Sociologists call Generation Z people who were born since 1995. Among the different characteristics in relation to its elders, this generation is considered Digital Native since it has always lived along with the environment of the Internet and holds to digital tools such as smartphones or tablets but also social networks in a particular collusion. Having photographed 20-year-old women between 2006-2009, I can see great differences with the models of the same age who pose to my lens ten years later.
Firstly the behavior. The habit of making selfies, of putting oneself on stage in everyday life or during holidays greatly changes the relationship of teen females to their image compared to the previous decade. Of course, this is not a general case, but it more than frequent. Back in 2002, Strasburger and Wilson pointed out that girls focusing on their plasticity may make them especially susceptible to the messages society conveys, particularly when marketers link popularity and social acceptance to their products. And to be popular, you need to be hot. Giving the best self-image under the best profile, from the best angle, to get as many likes as possible and increase your notoriety. In fact, in front of my lens, a teenage female model often has a self-awareness by far superior to its elder. She poses more easily, strongly inspired by magazine covers or celebrity photos or TVreality icons or popular bloggers. It seems to be a second nature but a fictitious one overvaluing appearance and seduction. However, by focusing on appearances, girls become highly dependent on the appreciation of others and, as a result, very vulnerable with negative consequences on their self-esteem and their development.
The second observation is a form of age slip. By adopting this trend, teenagers have “rejuvenated” the norm. The strong media pressure exerted on young girls by images that reduce a person to its appeal has repercussions on the whole of society. Thus, we can observe that a 14-16 yo girl in 2018 looks more like a girl of 20 years of 2006 than a teenager of the same period. It is obvious that the influence of fashion and cosmetics towards this population of future customers is very strong. In 2012, Sharon Lamb and Mikel Brown studied this whole situation in their book « Packaging Childhood » hjighlighting a stereotype that girls love shopping and crushing on boys. Marketers have substitute religion and spiritituallity by shopping gods.

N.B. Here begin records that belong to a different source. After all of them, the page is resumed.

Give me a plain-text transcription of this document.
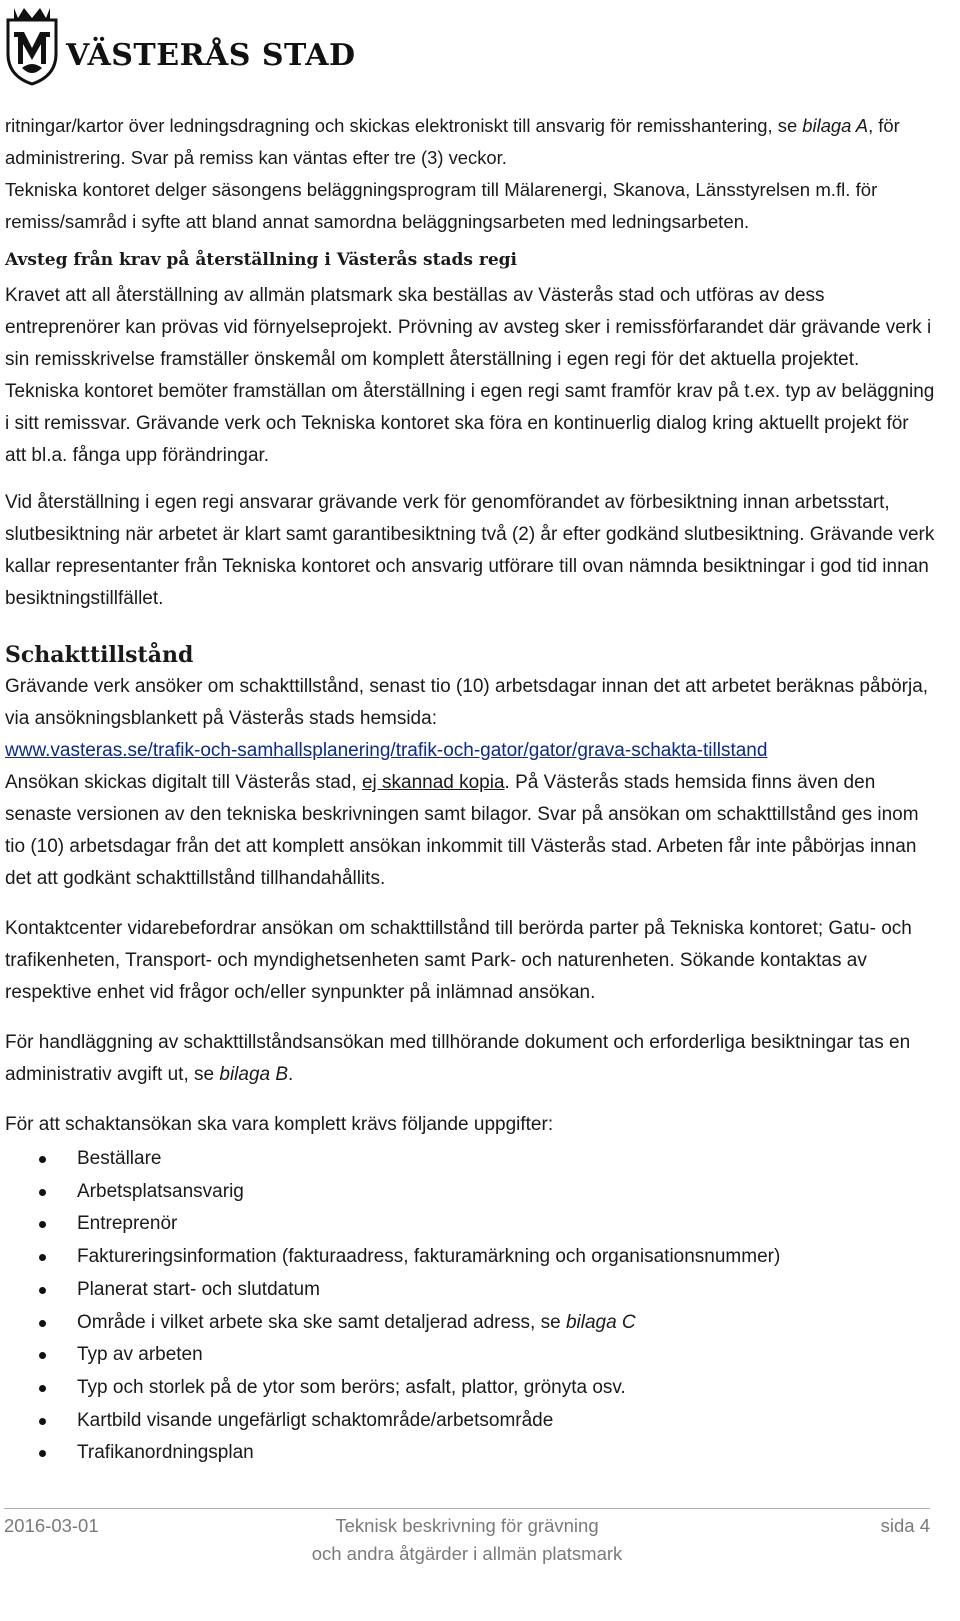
VÄSTERÅS STAD

ritningar/kartor över ledningsdragning och skickas elektroniskt till ansvarig för remisshantering, se bilaga A, för administrering. Svar på remiss kan väntas efter tre (3) veckor.

Tekniska kontoret delger säsongens beläggningsprogram till Mälarenergi, Skanova, Länsstyrelsen m.fl. för remiss/samråd i syfte att bland annat samordna beläggningsarbeten med ledningsarbeten.

Avsteg från krav på återställning i Västerås stads regi

Kravet att all återställning av allmän platsmark ska beställas av Västerås stad och utföras av dess entreprenörer kan prövas vid förnyelseprojekt. Prövning av avsteg sker i remissförfarandet där grävande verk i sin remisskrivelse framställer önskemål om komplett återställning i egen regi för det aktuella projektet. Tekniska kontoret bemöter framställan om återställning i egen regi samt framför krav på t.ex. typ av beläggning i sitt remissvar. Grävande verk och Tekniska kontoret ska föra en kontinuerlig dialog kring aktuellt projekt för att bl.a. fånga upp förändringar.

Vid återställning i egen regi ansvarar grävande verk för genomförandet av förbesiktning innan arbetsstart, slutbesiktning när arbetet är klart samt garantibesiktning två (2) år efter godkänd slutbesiktning. Grävande verk kallar representanter från Tekniska kontoret och ansvarig utförare till ovan nämnda besiktningar i god tid innan besiktningstillfället.

Schakttillstånd

Grävande verk ansöker om schakttillstånd, senast tio (10) arbetsdagar innan det att arbetet beräknas påbörja, via ansökningsblankett på Västerås stads hemsida:
www.vasteras.se/trafik-och-samhallsplanering/trafik-och-gator/gator/grava-schakta-tillstand
Ansökan skickas digitalt till Västerås stad, ej skannad kopia. På Västerås stads hemsida finns även den senaste versionen av den tekniska beskrivningen samt bilagor. Svar på ansökan om schakttillstånd ges inom tio (10) arbetsdagar från det att komplett ansökan inkommit till Västerås stad. Arbeten får inte påbörjas innan det att godkänt schakttillstånd tillhandahållits.

Kontaktcenter vidarebefordrar ansökan om schakttillstånd till berörda parter på Tekniska kontoret; Gatu- och trafikenheten, Transport- och myndighetsenheten samt Park- och naturenheten. Sökande kontaktas av respektive enhet vid frågor och/eller synpunkter på inlämnad ansökan.

För handläggning av schakttillståndsansökan med tillhörande dokument och erforderliga besiktningar tas en administrativ avgift ut, se bilaga B.

För att schaktansökan ska vara komplett krävs följande uppgifter:

Beställare
Arbetsplatsansvarig
Entreprenör
Faktureringsinformation (fakturaadress, fakturamärkning och organisationsnummer)
Planerat start- och slutdatum
Område i vilket arbete ska ske samt detaljerad adress, se bilaga C
Typ av arbeten
Typ och storlek på de ytor som berörs; asfalt, plattor, grönyta osv.
Kartbild visande ungefärligt schaktområde/arbetsområde
Trafikanordningsplan
2016-03-01	Teknisk beskrivning för grävning
och andra åtgärder i allmän platsmark
sida 4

And, to quote writer Frédéric Beigbeder, fashion is more than ever “highlighting 16-year-old girls dressed as 25-year-old women to appeal 40-year-old customers who think they are 30”. But if as an image, the illusion is perfect, it remains obviously that the vulnerability remains those of high school girls. You can’t judge a book by its cover.

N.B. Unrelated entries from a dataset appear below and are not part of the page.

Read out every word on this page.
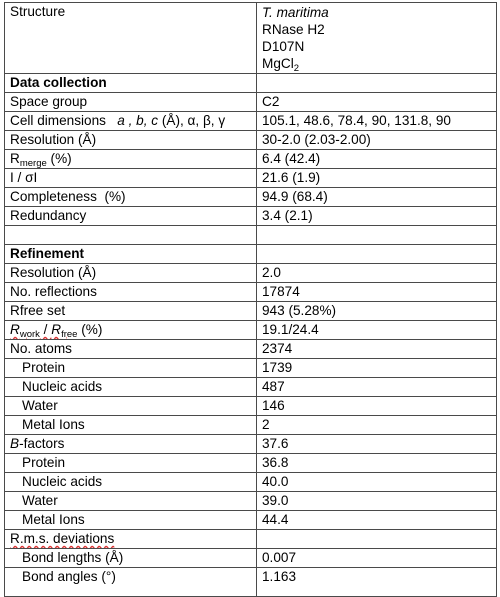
Structure	T. maritima
RNase H2
D107N
MgCl$_2$

Data collection	
Space group	C2
Cell dimensions   a , b, c (Å), α, β, γ	105.1, 48.6, 78.4, 90, 131.8, 90
Resolution (Å)	30-2.0 (2.03-2.00)
$R_{merge}$ (%)	6.4 (42.4)
I / σI	21.6 (1.9)
Completeness  (%)	94.9 (68.4)
Redundancy	3.4 (2.1)

Refinement	
Resolution (Å)	2.0
No. reflections	17874
Rfree set	943 (5.28%)
$R_{work} / R_{free}$ (%)	19.1/24.4
No. atoms	2374
Protein	1739
Nucleic acids	487
Water	146
Metal Ions	2
B-factors	37.6
Protein	36.8
Nucleic acids	40.0
Water	39.0
Metal Ions	44.4
R.m.s. deviations	
Bond lengths (Å)	0.007
Bond angles (°)	1.163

All these observations over the years have made me aware of the need to keep the right balance between the image that I take and the actual maturity of an teen model to prevent excessive criticism, disproportionate worship or cruel jealousy. There are rarely complexes on the part of a young model who comes to my studio because if her parents have asked for my services for her, she agrees. On the other hand, we cannot deny that many girls who are used to filters on applications like Instagram end up accepting only this partially artificial representation of themselves, especially for braces and skin enhancement. Having no control on the chosen wardrobe, only on the staging of the photos, I really do care to optimize their assets while making them keep their feet on the ground. Protecting teenage female models against the call of starization, make them understand that modeling is a real job and not a a way to make money with little effort, that studiying well at school is important even if one has got a real potential has made me earn the trust of parents despite taking dreams down to the right level. I can then devote myself totally to my artistic work and give the best of a model, or even make her discover it.